Stardom can be a sin in the BJP, just as much as success can be. At least that’s the explanation, some say, for the campaign against RBI governor Raghuram Rajan. For Rajan, as BJP insiders say, has not just been successful in delivering on the PM’s agenda, he has even acquired an international fan following. “You think that will not be resented? It’s a cardinal sin,” says a BJP leader in Delhi.
The attack has taken on both a personal and political dimension. At the personal level, Rajan’s excellence as an economist is seen as a threat by those helming economic affairs in government. The trio of an able lawyer, a former investment banker and an academic in the finance ministry, people in the BJP inner circle say, “feels threatened by the sheer heft of Rajan’s ability as an economist. He is a direct challenger.”

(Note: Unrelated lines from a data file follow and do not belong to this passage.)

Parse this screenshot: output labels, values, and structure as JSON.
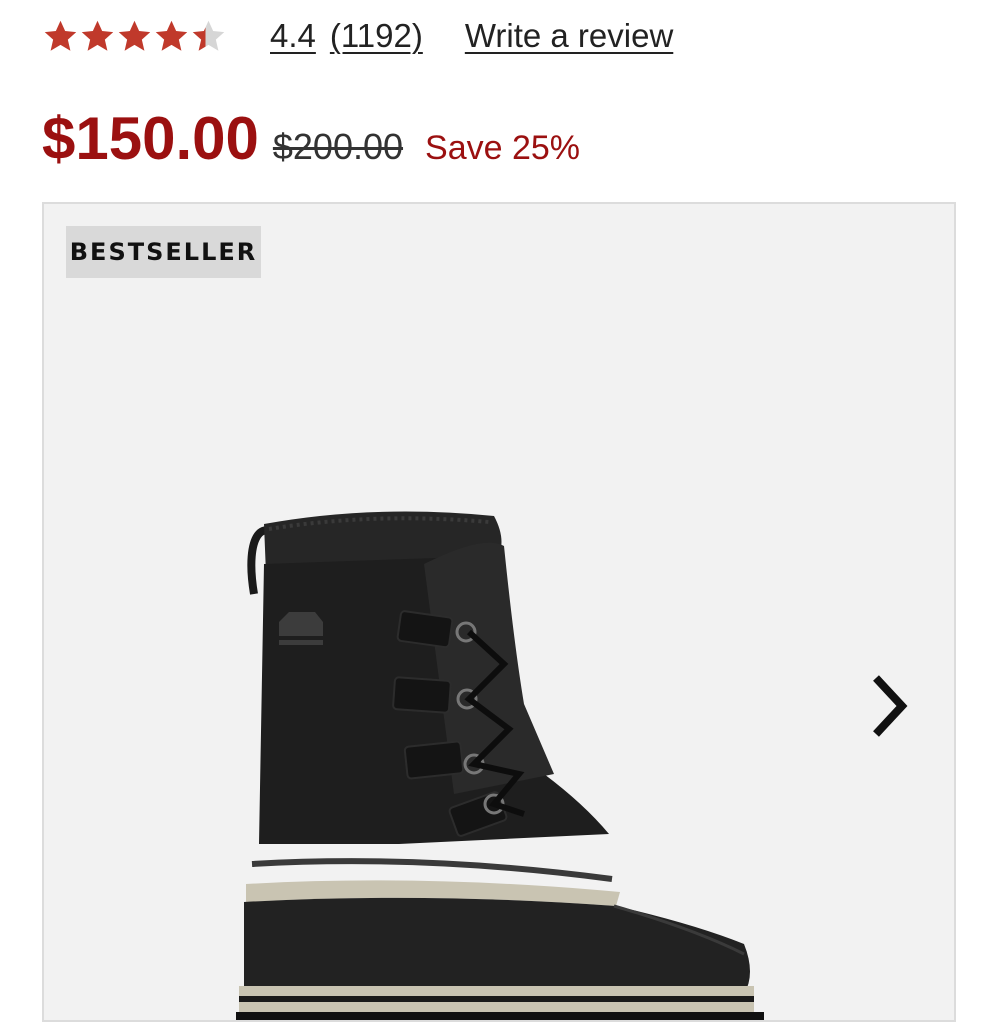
{
  "rating": {
    "stars_value": 4.4,
    "stars_max": 5,
    "star_color": "#c0392b",
    "empty_star_color": "#d6d6d6",
    "value_text": "4.4",
    "count_text": "(1192)",
    "write_review_label": "Write a review"
  },
  "price": {
    "sale": "$150.00",
    "original": "$200.00",
    "savings": "Save 25%",
    "accent_color": "#9b1010"
  },
  "gallery": {
    "badge": "BESTSELLER",
    "next_icon": "chevron-right-icon",
    "image_subject": "boot-image"
  }
}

If the PM has chosen to ignore the smear campaign against Rajan so far—and seems likely to continue to do so—government sources say it’s because he is “enamoured with Rajan for his abilities and does not approve of the anti-Rajan campaign”. For the PM, the RBI governor is perhaps the best bet to take up the difficult challenge of controlling inflation and keeping India insulated from the economic downslide in the rest of the world. What further helps Rajan is his pursuit of the promotion of homegrown industry, which is completely in alignment with the PM’s. The PM, according to sources, also believes Rajan is the only person who can make FDI an effective reality for India. Of course, the PM benefits from having an able economist by him to keep his ministers in matters related to the economy in check and on their toes.
But does that take away from the fact that the PM is under immense pressure from various lobbies to drop Rajan when his term finishes in September 2016? Perhaps not. Why? A small section in the RSS is fine with Rajan continuing to do a good job, as long as the RSS agenda is not affected. But the larger sections, dominated by the ideological far right and the economic far right, who literally make for the swadeshi brigade, are bitterly opposed to any bigger role for Rajan.

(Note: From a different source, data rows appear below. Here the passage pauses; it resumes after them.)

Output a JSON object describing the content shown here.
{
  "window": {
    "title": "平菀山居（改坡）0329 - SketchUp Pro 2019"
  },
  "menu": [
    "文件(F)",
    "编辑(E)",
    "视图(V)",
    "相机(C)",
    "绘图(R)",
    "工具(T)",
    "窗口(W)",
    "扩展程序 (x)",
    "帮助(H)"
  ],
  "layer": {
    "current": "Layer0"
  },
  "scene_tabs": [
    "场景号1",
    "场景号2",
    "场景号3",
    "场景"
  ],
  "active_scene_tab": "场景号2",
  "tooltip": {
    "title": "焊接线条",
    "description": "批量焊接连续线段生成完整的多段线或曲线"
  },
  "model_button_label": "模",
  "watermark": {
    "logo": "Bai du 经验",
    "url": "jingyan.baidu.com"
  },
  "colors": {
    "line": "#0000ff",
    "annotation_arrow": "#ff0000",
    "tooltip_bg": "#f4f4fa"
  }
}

For this lobby in the RSS, the resentment for Rajan comes from “their deepset distrust of anyone with an IMF and US background”. They are also fearful of Rajan’s persona and star status, making them believe that any further rise for Rajan will lead to the creation of another power-centre based on the personality cult that Rajan seems to enjoy. They firmly believe the personality-cult syndrome in the BJP already got overemphasised with Modi and Amit Shah heading the government and the party in 2014.

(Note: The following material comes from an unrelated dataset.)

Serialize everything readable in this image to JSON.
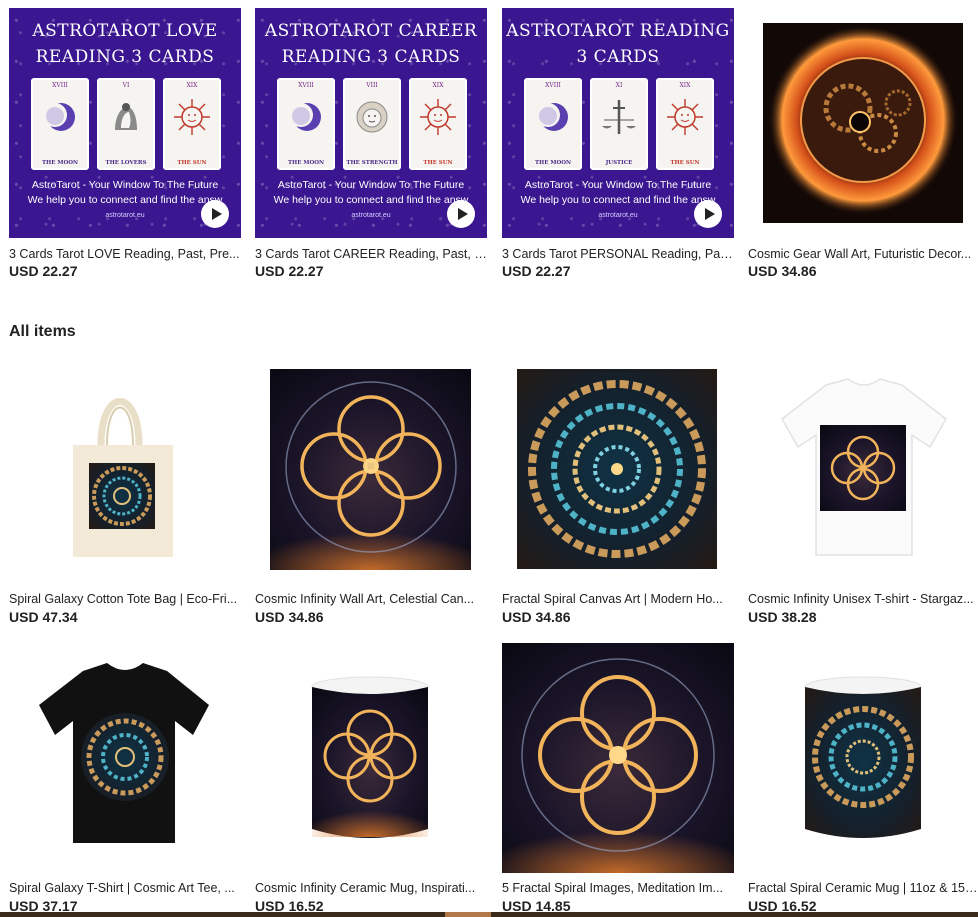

Clearly, Subramanian Swamy, who’s gunning for Rajan, has a bit of a personal axe to grind. Sources confirm that Swamy’s own ambition to become finance minister himself has guided his dislike bordering on hatred for both Jaitley and Rajan. Meanwhile, Jaitley, even as he sounds supportive of Rajan in public, is said to see Rajan as direct competition and therefore grudges the trust the PM places in Rajan. Party sources consider the Jaitley camp— comprising MoS Nirmala Sitharaman and Jayant Sinha—also as anti-Rajan.